Bias can be seen in a variety of ways in testing. One form you may not have considered is test bias. Test formats vary around the world, and some students may not be familiar with the format of your test. Those who have never taken a multiple choice test or an extensive oral interview may not perform as well as those who are familiar with the test format, despite having similar skill levels.

Another form of bias that can be found within a test is cultural bias. If your test is action packed with obscure pop culture references or American football statistics, your Bhutanese refugees will likely be confused.

A final form of bias has nothing to do with the test, but rather with the examiner. Is it possible for an examiner to score one student lower on a performance test than another because the examiner in question has mixed-feelings about the learner? Yes, it’s possible. Conversely, an examiner might score a learner higher if the examiner likes the learner. Yes, that’s also possible.

In fact, without a rubric, authentic assessment is subjective and leaves room for bias. Therefore it is highly recommended to develop a rubric for your tests, which outlines specific criteria for scoring. It is also recommended that you follow that rubric closely when determining scores.


Generally, reliability refers to whether a test can successfully be replicated and still is accurate. I am going to introduce two other types of reliability that will also help you ensure that you are eliminating bias from your authentic assessment.

Inter-rater reliability requires at least two examiners to score a test. The assessment from both raters is compared to ensure that scores are consistent. If there are differences in the scores, examiners reevaluate the test. If only one examiner is available, then you can still use intra-rater reliability. Here’s what you do. Grade the test, wait a day or two, and then grade it again. Do you get the same results?
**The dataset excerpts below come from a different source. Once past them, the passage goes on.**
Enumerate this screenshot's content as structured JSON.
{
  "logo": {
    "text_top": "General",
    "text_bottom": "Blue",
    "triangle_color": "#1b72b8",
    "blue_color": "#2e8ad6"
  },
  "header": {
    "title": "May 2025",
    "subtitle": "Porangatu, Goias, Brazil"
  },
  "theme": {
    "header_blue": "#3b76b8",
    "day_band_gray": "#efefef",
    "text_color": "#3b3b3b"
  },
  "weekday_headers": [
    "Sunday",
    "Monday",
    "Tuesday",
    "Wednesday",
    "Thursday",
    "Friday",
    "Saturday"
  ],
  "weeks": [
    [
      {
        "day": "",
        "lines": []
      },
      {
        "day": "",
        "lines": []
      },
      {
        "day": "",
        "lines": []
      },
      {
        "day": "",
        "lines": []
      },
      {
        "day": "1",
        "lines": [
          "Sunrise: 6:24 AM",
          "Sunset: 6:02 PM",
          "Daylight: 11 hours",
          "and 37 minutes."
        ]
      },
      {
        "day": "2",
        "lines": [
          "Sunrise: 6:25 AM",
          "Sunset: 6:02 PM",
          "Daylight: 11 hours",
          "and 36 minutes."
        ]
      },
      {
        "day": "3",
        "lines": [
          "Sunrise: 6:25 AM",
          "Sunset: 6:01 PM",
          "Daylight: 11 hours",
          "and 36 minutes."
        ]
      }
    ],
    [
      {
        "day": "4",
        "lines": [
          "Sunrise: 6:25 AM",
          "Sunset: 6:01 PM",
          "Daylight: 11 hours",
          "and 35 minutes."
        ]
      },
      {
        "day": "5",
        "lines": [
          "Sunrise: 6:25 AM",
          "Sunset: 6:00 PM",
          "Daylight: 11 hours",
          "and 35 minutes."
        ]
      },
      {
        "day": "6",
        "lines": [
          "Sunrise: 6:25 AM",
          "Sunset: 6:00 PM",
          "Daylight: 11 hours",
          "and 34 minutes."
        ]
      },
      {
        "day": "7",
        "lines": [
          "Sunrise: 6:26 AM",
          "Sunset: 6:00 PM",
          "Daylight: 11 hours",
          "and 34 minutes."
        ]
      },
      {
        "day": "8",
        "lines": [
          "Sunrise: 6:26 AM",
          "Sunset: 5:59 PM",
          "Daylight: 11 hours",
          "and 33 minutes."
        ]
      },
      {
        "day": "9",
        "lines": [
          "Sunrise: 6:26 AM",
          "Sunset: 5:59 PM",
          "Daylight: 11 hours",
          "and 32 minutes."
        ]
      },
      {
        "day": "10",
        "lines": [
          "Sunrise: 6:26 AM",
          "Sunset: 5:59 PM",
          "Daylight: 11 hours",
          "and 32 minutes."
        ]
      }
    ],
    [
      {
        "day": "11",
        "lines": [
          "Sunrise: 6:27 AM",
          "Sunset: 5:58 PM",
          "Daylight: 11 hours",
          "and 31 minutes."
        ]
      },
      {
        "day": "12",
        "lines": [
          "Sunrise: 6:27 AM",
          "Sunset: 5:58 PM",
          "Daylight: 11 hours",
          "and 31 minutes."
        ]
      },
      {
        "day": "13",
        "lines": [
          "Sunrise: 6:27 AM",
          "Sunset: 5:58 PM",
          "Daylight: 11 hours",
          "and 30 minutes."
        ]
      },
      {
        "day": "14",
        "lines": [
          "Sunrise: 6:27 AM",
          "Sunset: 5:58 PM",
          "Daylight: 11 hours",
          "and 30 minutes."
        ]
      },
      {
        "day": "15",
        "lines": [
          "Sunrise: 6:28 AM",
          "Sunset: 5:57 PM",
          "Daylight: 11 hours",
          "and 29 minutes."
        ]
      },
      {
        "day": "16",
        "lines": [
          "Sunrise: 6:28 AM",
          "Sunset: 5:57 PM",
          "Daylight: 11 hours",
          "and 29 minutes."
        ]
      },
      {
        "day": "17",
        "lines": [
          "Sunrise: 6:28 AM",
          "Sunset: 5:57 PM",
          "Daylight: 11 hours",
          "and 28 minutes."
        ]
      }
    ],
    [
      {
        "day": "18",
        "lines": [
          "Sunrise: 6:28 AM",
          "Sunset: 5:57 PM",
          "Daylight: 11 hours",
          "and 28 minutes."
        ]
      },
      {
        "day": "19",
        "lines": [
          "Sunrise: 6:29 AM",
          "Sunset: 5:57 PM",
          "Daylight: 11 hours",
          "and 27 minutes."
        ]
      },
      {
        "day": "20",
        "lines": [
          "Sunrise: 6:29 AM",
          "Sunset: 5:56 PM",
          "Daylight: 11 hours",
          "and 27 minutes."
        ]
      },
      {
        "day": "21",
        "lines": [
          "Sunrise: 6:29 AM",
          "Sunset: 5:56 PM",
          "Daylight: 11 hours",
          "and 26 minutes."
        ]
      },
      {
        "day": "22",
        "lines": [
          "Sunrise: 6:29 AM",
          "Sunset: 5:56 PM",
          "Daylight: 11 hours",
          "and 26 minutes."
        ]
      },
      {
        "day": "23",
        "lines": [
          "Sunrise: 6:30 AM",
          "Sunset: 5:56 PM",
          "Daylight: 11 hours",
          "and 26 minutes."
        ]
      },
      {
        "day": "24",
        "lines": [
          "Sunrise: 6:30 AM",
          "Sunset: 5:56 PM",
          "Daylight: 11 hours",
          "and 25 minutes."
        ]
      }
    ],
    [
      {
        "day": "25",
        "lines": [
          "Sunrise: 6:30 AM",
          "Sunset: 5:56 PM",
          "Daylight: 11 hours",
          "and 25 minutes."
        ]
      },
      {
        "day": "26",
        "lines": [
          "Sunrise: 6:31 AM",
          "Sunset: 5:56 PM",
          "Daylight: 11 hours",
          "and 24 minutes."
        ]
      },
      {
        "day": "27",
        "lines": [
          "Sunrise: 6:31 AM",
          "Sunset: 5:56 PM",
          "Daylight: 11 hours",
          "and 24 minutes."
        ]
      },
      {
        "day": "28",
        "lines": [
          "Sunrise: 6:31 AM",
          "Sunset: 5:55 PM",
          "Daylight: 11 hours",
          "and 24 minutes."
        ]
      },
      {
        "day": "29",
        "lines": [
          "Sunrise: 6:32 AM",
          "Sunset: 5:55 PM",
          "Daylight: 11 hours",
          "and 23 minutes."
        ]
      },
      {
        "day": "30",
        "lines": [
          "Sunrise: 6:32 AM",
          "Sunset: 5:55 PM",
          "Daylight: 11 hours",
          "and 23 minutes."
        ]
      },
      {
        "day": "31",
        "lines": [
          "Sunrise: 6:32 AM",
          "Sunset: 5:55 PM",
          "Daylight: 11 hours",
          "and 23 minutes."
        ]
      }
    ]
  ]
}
Last but certainly not least, is validity. In fact, this may be the most important question you ask yourself. Does the test assess what I want it to? Simply put, a test that intends to assess writing skills but only requires speaking is not valid. There are numerous forms of validity that I encourage you to research, but there is one I want to touch on here: external validity.

Given that your test is indeed internally valid, an externally valid test will correlate with performance in other cases. For example, if a test says that a student will be able to function at a university with their current proficiency, and that student in fact is successful, then the test could be considered valid. If the test predicts the student is proficient enough, but reality says otherwise, the test is externally invalid.

Why have I chosen to highlight this particular aspect of validity? In the previous posts of this series, I encouraged you to consider tests that closely reflect real-world tasks that the student would encounter. If that is indeed your aim when designing your test, then external validity is you measure of success.